Market Rout Deepens And Global Economic Fears Rise
AP Business Writers
The Dow Jones Industrial Average sank nearly 1,200 points Thursday, deepening a weeklong global market rout caused by worries that the coronavirus outbreak will wreak havoc on the global economy.
The S&P 500 has now plunged 12% from the all-time high it set just a week ago. That puts the index in what market watchers call a “correction,” which analysts have said was long overdue in this bull market, which is the longest in history.
It was the worst one-day drop for the market since 2011, and stocks are now headed for their worst week since October 2008, during the global financial crisis.
The losses extended a slide in stocks that has wiped out the solid gains major indexes posted early this year. Investors came into 2020 feeling confident that the Federal Reserve would keep interest rates at low levels and the U.S.-China trade war posed less of a threat to company profits after the two sides reached a preliminary agreement in January. The virus outbreak has upended that rosy scenario as economists lower their expectations for economic growth and companies warn of a hit to their business.
“This is a market that’s being driven completely by fear,” said Elaine Stokes, portfolio manager at Loomis Sayles, with market movements following the classic characteristics of a fear trade: stocks are down, commodities are down and bonds are up.
Bond prices soared again, sending the yield on the 10-year Treasury to another record low.
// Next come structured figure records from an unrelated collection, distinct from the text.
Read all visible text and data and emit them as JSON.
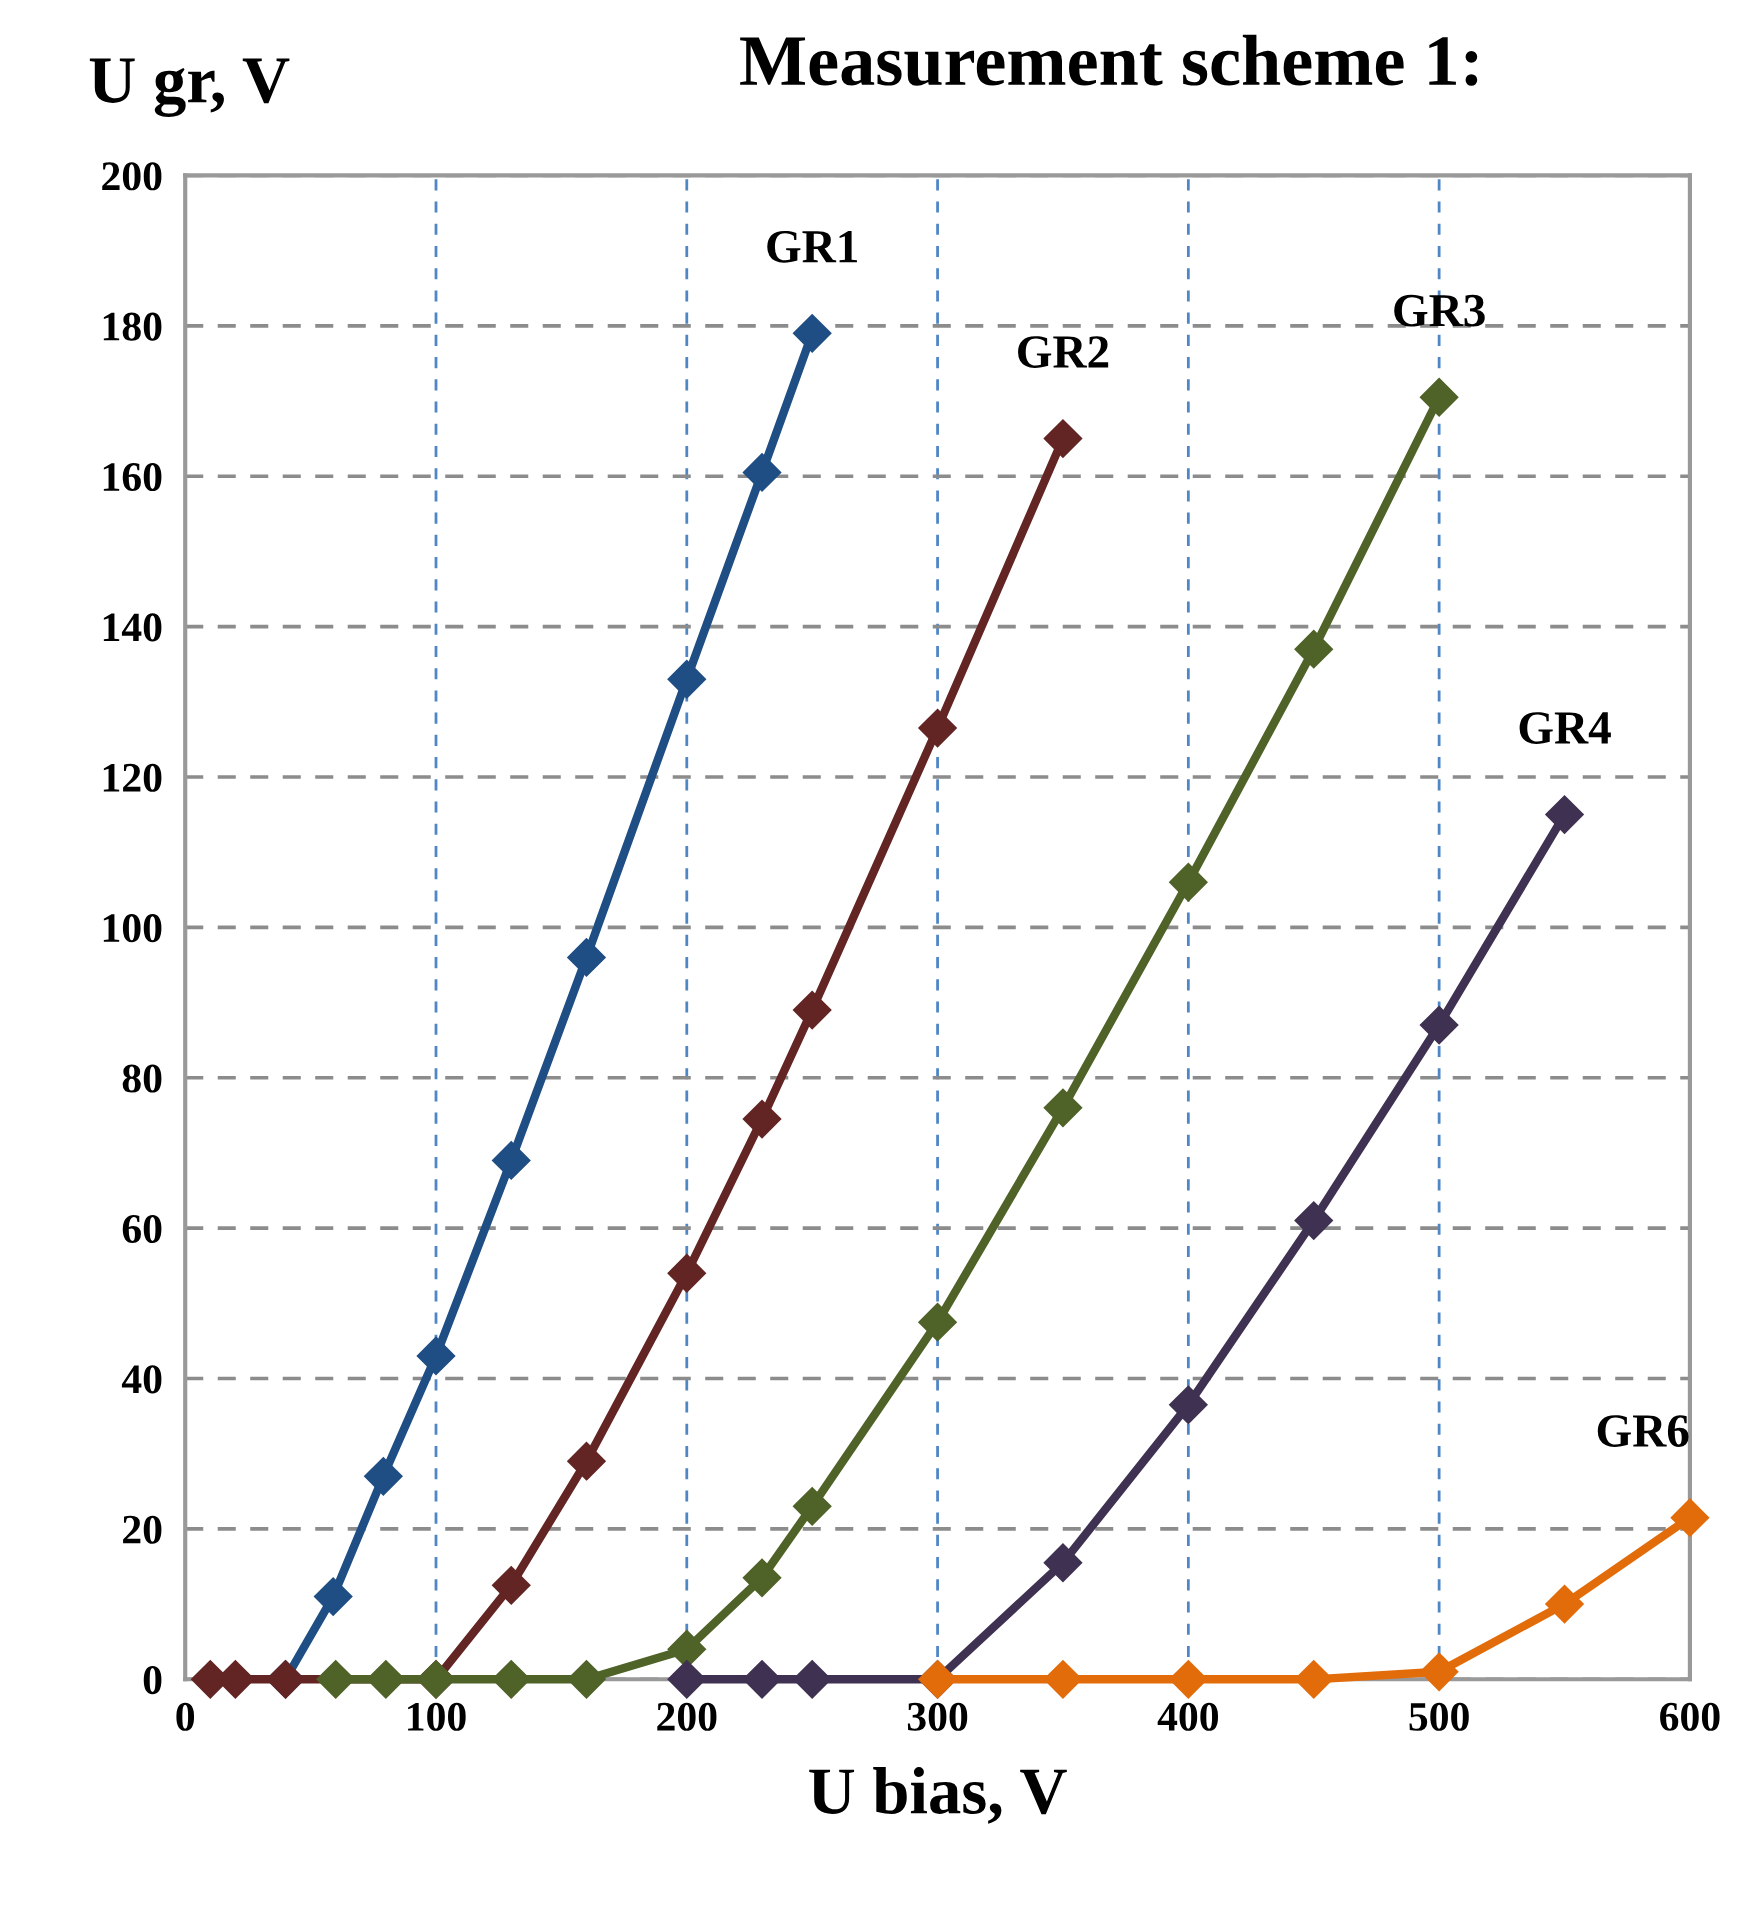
{
  "chart_data": {
    "type": "line",
    "title": "Measurement scheme 1:",
    "xlabel": "U bias, V",
    "ylabel": "U gr, V",
    "xlim": [
      0,
      600
    ],
    "xticks": [
      0,
      100,
      200,
      300,
      400,
      500,
      600
    ],
    "ylim": [
      0,
      200
    ],
    "yticks": [
      0,
      20,
      40,
      60,
      80,
      100,
      120,
      140,
      160,
      180,
      200
    ],
    "grid": true,
    "marker": "diamond",
    "line_style": "solid",
    "series": [
      {
        "name": "GR1",
        "color": "#1f4e85",
        "x": [
          40,
          59,
          79,
          100,
          130,
          160,
          200,
          230,
          250
        ],
        "values": [
          0,
          11,
          27,
          43,
          69,
          96,
          133,
          160.5,
          179
        ]
      },
      {
        "name": "GR2",
        "color": "#632523",
        "x": [
          10,
          20,
          40,
          100,
          130,
          160,
          200,
          230,
          250,
          300,
          350
        ],
        "values": [
          0,
          0,
          0,
          0,
          12.5,
          29,
          54,
          74.5,
          89,
          126.5,
          165
        ]
      },
      {
        "name": "GR3",
        "color": "#4f6228",
        "x": [
          60,
          80,
          100,
          130,
          160,
          200,
          230,
          250,
          300,
          350,
          400,
          450,
          500
        ],
        "values": [
          0,
          0,
          0,
          0,
          0,
          4,
          13.5,
          23,
          47.5,
          76,
          106,
          137,
          170.5
        ]
      },
      {
        "name": "GR4",
        "color": "#3f3151",
        "x": [
          200,
          230,
          250,
          300,
          350,
          400,
          450,
          500,
          550
        ],
        "values": [
          0,
          0,
          0,
          0,
          15.5,
          36.5,
          61,
          87,
          115
        ]
      },
      {
        "name": "GR6",
        "color": "#e36c0a",
        "x": [
          300,
          350,
          400,
          450,
          500,
          550,
          600
        ],
        "values": [
          0,
          0,
          0,
          0,
          1,
          10,
          21.5
        ]
      }
    ]
  }
}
When yields fall it’s a sign that investors are feeling less confident about the strength of the economy going forward.
More and more companies are warning that the outbreak will hurt their profits. Microsoft warned that the outbreak had interrupted its supply lines, following a similar warning last week from Apple.
Crocs also fell sharply after saying its results would be hurt.
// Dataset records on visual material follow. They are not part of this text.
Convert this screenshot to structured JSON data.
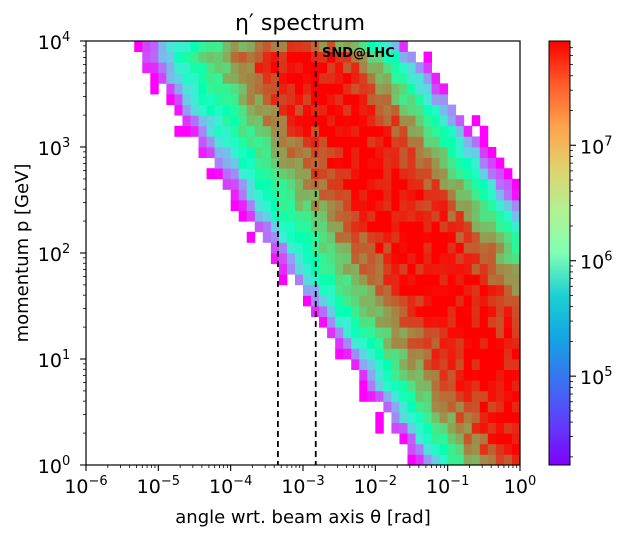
{
  "chart_data": {
    "type": "heatmap",
    "title": "η′ spectrum",
    "xlabel": "angle wrt. beam axis θ [rad]",
    "ylabel": "momentum p [GeV]",
    "xscale": "log",
    "yscale": "log",
    "xlim": [
      1e-06,
      1
    ],
    "ylim": [
      1,
      10000
    ],
    "x_ticks": [
      {
        "base": "10",
        "exp": "−6"
      },
      {
        "base": "10",
        "exp": "−5"
      },
      {
        "base": "10",
        "exp": "−4"
      },
      {
        "base": "10",
        "exp": "−3"
      },
      {
        "base": "10",
        "exp": "−2"
      },
      {
        "base": "10",
        "exp": "−1"
      },
      {
        "base": "10",
        "exp": "0"
      }
    ],
    "y_ticks": [
      {
        "base": "10",
        "exp": "0"
      },
      {
        "base": "10",
        "exp": "1"
      },
      {
        "base": "10",
        "exp": "2"
      },
      {
        "base": "10",
        "exp": "3"
      },
      {
        "base": "10",
        "exp": "4"
      }
    ],
    "colorbar": {
      "scale": "log",
      "range": [
        17000,
        80000000
      ],
      "colormap": "rainbow",
      "ticks": [
        {
          "value": 100000,
          "base": "10",
          "exp": "5"
        },
        {
          "value": 1000000,
          "base": "10",
          "exp": "6"
        },
        {
          "value": 10000000,
          "base": "10",
          "exp": "7"
        }
      ]
    },
    "ridge": {
      "description": "peak density along log10(p) = 0.5 - 1.12*log10(theta); approx p*theta ≈ 3 GeV·rad at large p",
      "log10_p_intercept": 0.5,
      "slope": -1.12
    },
    "reference_lines": [
      {
        "theta": 0.00045,
        "style": "dashed",
        "color": "#000000"
      },
      {
        "theta": 0.0015,
        "style": "dashed",
        "color": "#000000"
      }
    ],
    "annotation": "SND@LHC",
    "grid": false
  }
}
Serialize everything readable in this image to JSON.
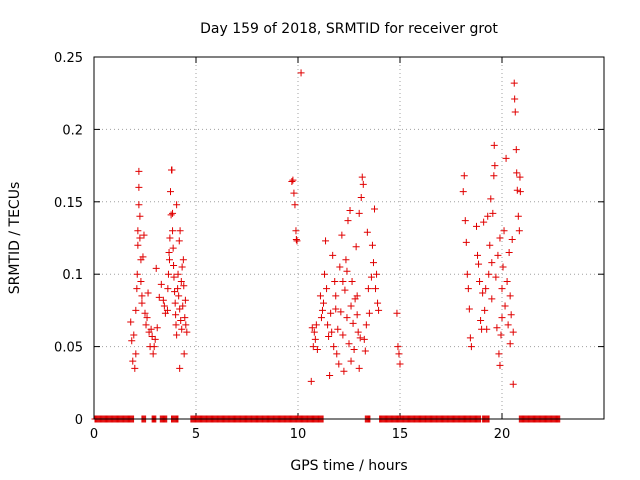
{
  "chart_data": {
    "type": "scatter",
    "title": "Day 159 of 2018, SRMTID for receiver grot",
    "xlabel": "GPS time / hours",
    "ylabel": "SRMTID / TECUs",
    "xlim": [
      0,
      25
    ],
    "ylim": [
      0,
      0.25
    ],
    "xticks": [
      0,
      5,
      10,
      15,
      20
    ],
    "xtick_labels": [
      "0",
      "5",
      "10",
      "15",
      "20"
    ],
    "yticks": [
      0,
      0.05,
      0.1,
      0.15,
      0.2,
      0.25
    ],
    "ytick_labels": [
      "0",
      "0.05",
      "0.1",
      "0.15",
      "0.2",
      "0.25"
    ],
    "grid": true,
    "marker": "+",
    "series": [
      {
        "name": "SRMTID",
        "color": "#e00000",
        "zero_segments": [
          [
            0.05,
            1.95
          ],
          [
            2.35,
            2.55
          ],
          [
            2.85,
            3.05
          ],
          [
            3.25,
            3.6
          ],
          [
            3.8,
            4.15
          ],
          [
            4.75,
            11.25
          ],
          [
            13.3,
            13.55
          ],
          [
            14.0,
            18.95
          ],
          [
            19.05,
            19.4
          ],
          [
            20.85,
            22.85
          ]
        ],
        "points": [
          [
            1.8,
            0.067
          ],
          [
            1.85,
            0.054
          ],
          [
            1.9,
            0.04
          ],
          [
            1.95,
            0.058
          ],
          [
            2.0,
            0.035
          ],
          [
            2.05,
            0.045
          ],
          [
            2.05,
            0.075
          ],
          [
            2.1,
            0.09
          ],
          [
            2.12,
            0.1
          ],
          [
            2.15,
            0.12
          ],
          [
            2.15,
            0.13
          ],
          [
            2.2,
            0.171
          ],
          [
            2.2,
            0.16
          ],
          [
            2.2,
            0.148
          ],
          [
            2.25,
            0.14
          ],
          [
            2.25,
            0.125
          ],
          [
            2.3,
            0.11
          ],
          [
            2.3,
            0.095
          ],
          [
            2.35,
            0.085
          ],
          [
            2.35,
            0.08
          ],
          [
            2.4,
            0.112
          ],
          [
            2.45,
            0.127
          ],
          [
            2.5,
            0.073
          ],
          [
            2.55,
            0.065
          ],
          [
            2.6,
            0.07
          ],
          [
            2.65,
            0.087
          ],
          [
            2.7,
            0.06
          ],
          [
            2.75,
            0.05
          ],
          [
            2.8,
            0.062
          ],
          [
            2.85,
            0.057
          ],
          [
            2.9,
            0.045
          ],
          [
            2.95,
            0.05
          ],
          [
            3.0,
            0.055
          ],
          [
            3.1,
            0.063
          ],
          [
            3.05,
            0.104
          ],
          [
            3.2,
            0.084
          ],
          [
            3.3,
            0.093
          ],
          [
            3.4,
            0.082
          ],
          [
            3.45,
            0.078
          ],
          [
            3.5,
            0.073
          ],
          [
            3.6,
            0.075
          ],
          [
            3.62,
            0.09
          ],
          [
            3.65,
            0.1
          ],
          [
            3.68,
            0.115
          ],
          [
            3.7,
            0.11
          ],
          [
            3.72,
            0.125
          ],
          [
            3.75,
            0.157
          ],
          [
            3.78,
            0.141
          ],
          [
            3.8,
            0.172
          ],
          [
            3.82,
            0.172
          ],
          [
            3.85,
            0.142
          ],
          [
            3.85,
            0.13
          ],
          [
            3.88,
            0.118
          ],
          [
            3.9,
            0.106
          ],
          [
            3.92,
            0.098
          ],
          [
            3.95,
            0.088
          ],
          [
            3.98,
            0.08
          ],
          [
            4.0,
            0.072
          ],
          [
            4.02,
            0.065
          ],
          [
            4.05,
            0.058
          ],
          [
            4.05,
            0.148
          ],
          [
            4.1,
            0.09
          ],
          [
            4.12,
            0.1
          ],
          [
            4.15,
            0.085
          ],
          [
            4.18,
            0.123
          ],
          [
            4.2,
            0.035
          ],
          [
            4.2,
            0.076
          ],
          [
            4.22,
            0.13
          ],
          [
            4.25,
            0.068
          ],
          [
            4.28,
            0.095
          ],
          [
            4.3,
            0.062
          ],
          [
            4.32,
            0.105
          ],
          [
            4.35,
            0.078
          ],
          [
            4.38,
            0.11
          ],
          [
            4.4,
            0.092
          ],
          [
            4.42,
            0.045
          ],
          [
            4.45,
            0.07
          ],
          [
            4.48,
            0.082
          ],
          [
            4.5,
            0.065
          ],
          [
            4.55,
            0.06
          ],
          [
            9.7,
            0.164
          ],
          [
            9.75,
            0.165
          ],
          [
            9.8,
            0.156
          ],
          [
            9.85,
            0.148
          ],
          [
            9.9,
            0.13
          ],
          [
            9.92,
            0.124
          ],
          [
            9.95,
            0.123
          ],
          [
            10.15,
            0.239
          ],
          [
            10.65,
            0.026
          ],
          [
            10.7,
            0.063
          ],
          [
            10.75,
            0.05
          ],
          [
            10.8,
            0.06
          ],
          [
            10.85,
            0.055
          ],
          [
            10.9,
            0.065
          ],
          [
            10.95,
            0.048
          ],
          [
            11.1,
            0.085
          ],
          [
            11.15,
            0.07
          ],
          [
            11.2,
            0.075
          ],
          [
            11.25,
            0.08
          ],
          [
            11.3,
            0.1
          ],
          [
            11.35,
            0.123
          ],
          [
            11.4,
            0.09
          ],
          [
            11.45,
            0.065
          ],
          [
            11.5,
            0.057
          ],
          [
            11.55,
            0.03
          ],
          [
            11.6,
            0.073
          ],
          [
            11.65,
            0.06
          ],
          [
            11.7,
            0.113
          ],
          [
            11.75,
            0.05
          ],
          [
            11.8,
            0.095
          ],
          [
            11.85,
            0.085
          ],
          [
            11.9,
            0.045
          ],
          [
            11.95,
            0.062
          ],
          [
            12.0,
            0.038
          ],
          [
            12.05,
            0.105
          ],
          [
            12.1,
            0.074
          ],
          [
            12.15,
            0.127
          ],
          [
            12.2,
            0.058
          ],
          [
            12.25,
            0.033
          ],
          [
            12.3,
            0.089
          ],
          [
            12.35,
            0.11
          ],
          [
            12.4,
            0.07
          ],
          [
            12.45,
            0.137
          ],
          [
            12.5,
            0.052
          ],
          [
            12.55,
            0.144
          ],
          [
            12.6,
            0.078
          ],
          [
            12.65,
            0.095
          ],
          [
            12.7,
            0.066
          ],
          [
            12.75,
            0.048
          ],
          [
            12.8,
            0.083
          ],
          [
            12.85,
            0.119
          ],
          [
            12.9,
            0.072
          ],
          [
            12.95,
            0.06
          ],
          [
            13.0,
            0.142
          ],
          [
            13.05,
            0.056
          ],
          [
            13.1,
            0.153
          ],
          [
            13.15,
            0.167
          ],
          [
            13.2,
            0.162
          ],
          [
            13.25,
            0.055
          ],
          [
            13.3,
            0.047
          ],
          [
            13.35,
            0.065
          ],
          [
            13.4,
            0.129
          ],
          [
            13.45,
            0.09
          ],
          [
            13.5,
            0.073
          ],
          [
            13.6,
            0.098
          ],
          [
            13.65,
            0.12
          ],
          [
            13.7,
            0.108
          ],
          [
            13.75,
            0.145
          ],
          [
            13.8,
            0.09
          ],
          [
            13.85,
            0.1
          ],
          [
            13.9,
            0.08
          ],
          [
            13.95,
            0.075
          ],
          [
            12.2,
            0.095
          ],
          [
            12.6,
            0.04
          ],
          [
            12.9,
            0.085
          ],
          [
            13.0,
            0.035
          ],
          [
            11.85,
            0.076
          ],
          [
            12.4,
            0.102
          ],
          [
            14.85,
            0.073
          ],
          [
            14.9,
            0.05
          ],
          [
            14.95,
            0.045
          ],
          [
            15.0,
            0.038
          ],
          [
            18.1,
            0.157
          ],
          [
            18.15,
            0.168
          ],
          [
            18.2,
            0.137
          ],
          [
            18.25,
            0.122
          ],
          [
            18.3,
            0.1
          ],
          [
            18.35,
            0.09
          ],
          [
            18.4,
            0.076
          ],
          [
            18.45,
            0.056
          ],
          [
            18.5,
            0.05
          ],
          [
            18.75,
            0.133
          ],
          [
            18.8,
            0.113
          ],
          [
            18.85,
            0.107
          ],
          [
            18.9,
            0.095
          ],
          [
            18.95,
            0.068
          ],
          [
            19.0,
            0.062
          ],
          [
            19.05,
            0.087
          ],
          [
            19.1,
            0.136
          ],
          [
            19.15,
            0.075
          ],
          [
            19.2,
            0.09
          ],
          [
            19.25,
            0.062
          ],
          [
            19.3,
            0.14
          ],
          [
            19.35,
            0.1
          ],
          [
            19.4,
            0.12
          ],
          [
            19.45,
            0.152
          ],
          [
            19.5,
            0.083
          ],
          [
            19.55,
            0.142
          ],
          [
            19.6,
            0.168
          ],
          [
            19.62,
            0.189
          ],
          [
            19.65,
            0.175
          ],
          [
            19.7,
            0.098
          ],
          [
            19.75,
            0.063
          ],
          [
            19.8,
            0.113
          ],
          [
            19.85,
            0.045
          ],
          [
            19.9,
            0.037
          ],
          [
            19.95,
            0.058
          ],
          [
            20.0,
            0.09
          ],
          [
            20.05,
            0.105
          ],
          [
            20.1,
            0.13
          ],
          [
            20.15,
            0.078
          ],
          [
            20.2,
            0.18
          ],
          [
            20.25,
            0.095
          ],
          [
            20.3,
            0.065
          ],
          [
            20.35,
            0.115
          ],
          [
            20.4,
            0.085
          ],
          [
            20.45,
            0.072
          ],
          [
            20.5,
            0.124
          ],
          [
            20.55,
            0.06
          ],
          [
            20.6,
            0.232
          ],
          [
            20.62,
            0.221
          ],
          [
            20.65,
            0.212
          ],
          [
            20.7,
            0.186
          ],
          [
            20.72,
            0.17
          ],
          [
            20.75,
            0.158
          ],
          [
            20.8,
            0.14
          ],
          [
            20.85,
            0.13
          ],
          [
            20.88,
            0.167
          ],
          [
            20.9,
            0.157
          ],
          [
            20.55,
            0.024
          ],
          [
            20.4,
            0.052
          ],
          [
            19.5,
            0.108
          ],
          [
            19.9,
            0.125
          ],
          [
            20.0,
            0.07
          ]
        ]
      }
    ]
  }
}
Energy stocks fell sharply as the price of oil dropped 3.4%.
Stokes said the swoon reminded her of the market’s reaction following the Sept. 11, 2001 terrorist attacks.
“Eventually we’re going to get to a place where this fear, it’s something that we get used to living with, the same way we got used to living with the threat of living with terrorism,” she said. “But right now, people don’t know how or when we’re going to get there, and what people do in that situation is to retrench.”
The virus has now infected more than 82,000 people globally and is worrying governments with its rapid spread beyond the epicenter of China.
At their heart, stock prices rise and fall with the profits that companies make. And Wall Street’s expectations for profit growth are sliding away. Apple and Microsoft, two of the world’s biggest companies, have already said their sales this quarter will feel the economic effects of the virus.
Goldman Sachs on Thursday said earnings for companies in the S&P 500 index might not grow at all this year, after predicting earlier that they would grow 5.5%. Strategist David Kostin also cut his growth forecast for earnings next year.
Besides a sharply weaker Chinese economy in the first quarter of this year, he sees lower demand for U.S. exporters, disruptions to supply chains and general uncertainty eating away at earnings growth.
Such cuts are even more impactful now because stocks are already trading at high levels relative to their earnings, raising the risk. Before the virus worries exploded, investors had been pushing stocks higher on expectations that strong profit growth was set to resume for companies.
The S&P 500 was recently trading at its most expensive level, relative to its expected earnings per share, since the dot-com bubble was deflating in 2002, according to FactSet. If profit growth doesn’t ramp up this year, that makes a highly priced stock market even more vulnerable.
Goldman Sach’s Kostin said the S&P 500 could fall to 2,900 in the near term, which would be a nearly 7% drop from Wednesday’s close, before rebounding to 3,400 by the end of the year.
Traders are growing increasingly certain that the Federal Reserve will be forced to cut interest rates to protect the economy, and soon.
They’re pricing in a nearly two-in-three probability of a cut at the Fed’s next meeting in March.